Desgarrador, en medio de la tragedia, el grito de una pequeña: “¿Por qué, Diosito, por qué nos castigas de esta manera?”. Qué difícil explicar a esta pequeña y otras víctimas que lo sufrido no proviene de una causa divina, sino del resultado de sobrevivir en un país marcado por la informalidad, en el que la palabra prevención se resiste a instalarse en el vocabulario de muchos. La factura la estamos pagando y muy caro.

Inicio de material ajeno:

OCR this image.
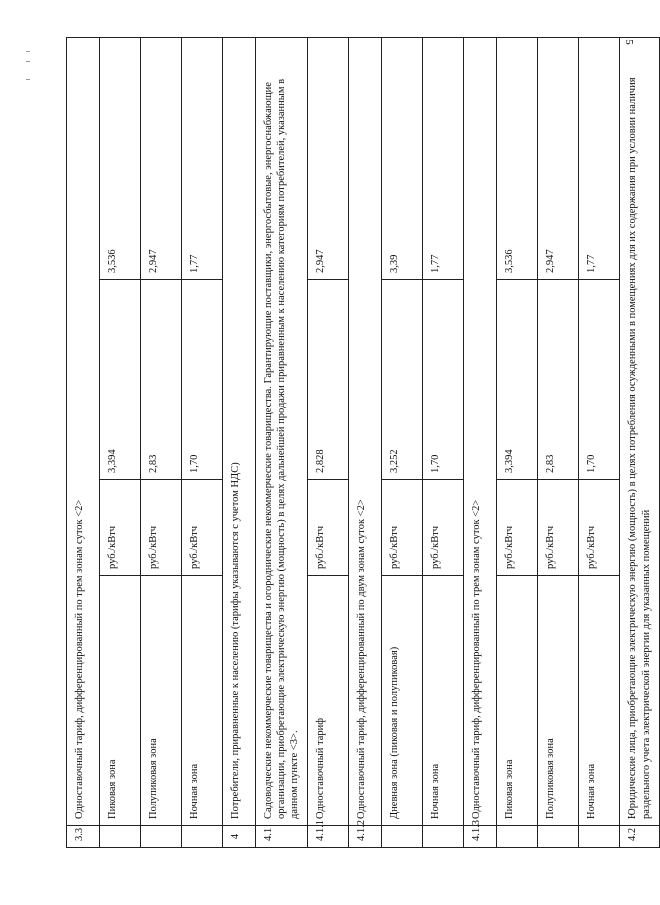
5
3.3	Одноставочный тариф, дифференцированный по трем зонам суток <2>			
	Пиковая зона	руб./кВтч	3,394	3,536
	Полупиковая зона	руб./кВтч	2,83	2,947
	Ночная зона	руб./кВтч	1,70	1,77
4	Потребители, приравненные к населению (тарифы указываются с учетом НДС)			
4.1	Садоводческие некоммерческие товарищества и огороднические некоммерческие товарищества. Гарантирующие поставщики, энергосбытовые, энергоснабжающие организации, приобретающие электрическую энергию (мощность) в целях дальнейшей продажи приравненным к населению категориям потребителей, указанным в данном пункте <3>.			
4.1.1	Одноставочный тариф	руб./кВтч	2,828	2,947
4.1.2	Одноставочный тариф, дифференцированный по двум зонам суток <2>			
	Дневная зона (пиковая и полупиковая)	руб./кВтч	3,252	3,39
	Ночная зона	руб./кВтч	1,70	1,77
4.1.3	Одноставочный тариф, дифференцированный по трем зонам суток <2>			
	Пиковая зона	руб./кВтч	3,394	3,536
	Полупиковая зона	руб./кВтч	2,83	2,947
	Ночная зона	руб./кВтч	1,70	1,77
4.2	Юридические лица, приобретающие электрическую энергию (мощность) в целях потребления осужденными в помещениях для их содержания при условии наличия раздельного учета электрической энергии для указанных помещений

Varios de los damnificados de esta emergencia no son solo víctimas de los huaicos, también lamentablemente de su propia indolencia y de las mafias de traficantes de terrenos que no podrían subsistir sin la complicidad de municipios y otras entidades del Estado.
Durante 15 años, como ha recordado el experto en temas de desastres Julio Kuroiwa, se ha trabajado en la elaboración de un mapa de zonas vulnerables en todo el país. Mapa en el que se indica con precisión los cauces de quebradas, zonas proclives a inundaciones, sitios peligrosos para tsunami o terremoto. Si sobre ese mapa se colocan recientes imágenes aéreas, se advierte con alarma cómo estas zonas de alto peligro están ocupadas y con tendencia a seguir creciendo. Probablemente algunas han sido arrasadas por los últimos huaicos, pero quedan muchas más.
La gestión de riesgo de desastres es política de Estado desde 2010, y desde 2012 es obligación aplicarla; sin embargo, muchos municipios se resisten a hacerlo. Pasada la emergencia deberán responder por ello.
No puede volver a pasar lo mismo. Que la nueva generación de peruanos, de la que forma parte la desesperada niña de Chosica, no construya casas en medio de cauces de quebradas o de ríos. Ni las lluvias, ni los huaicos matan, sino nuestra desidia. Aprendamos algo de lo sucedido.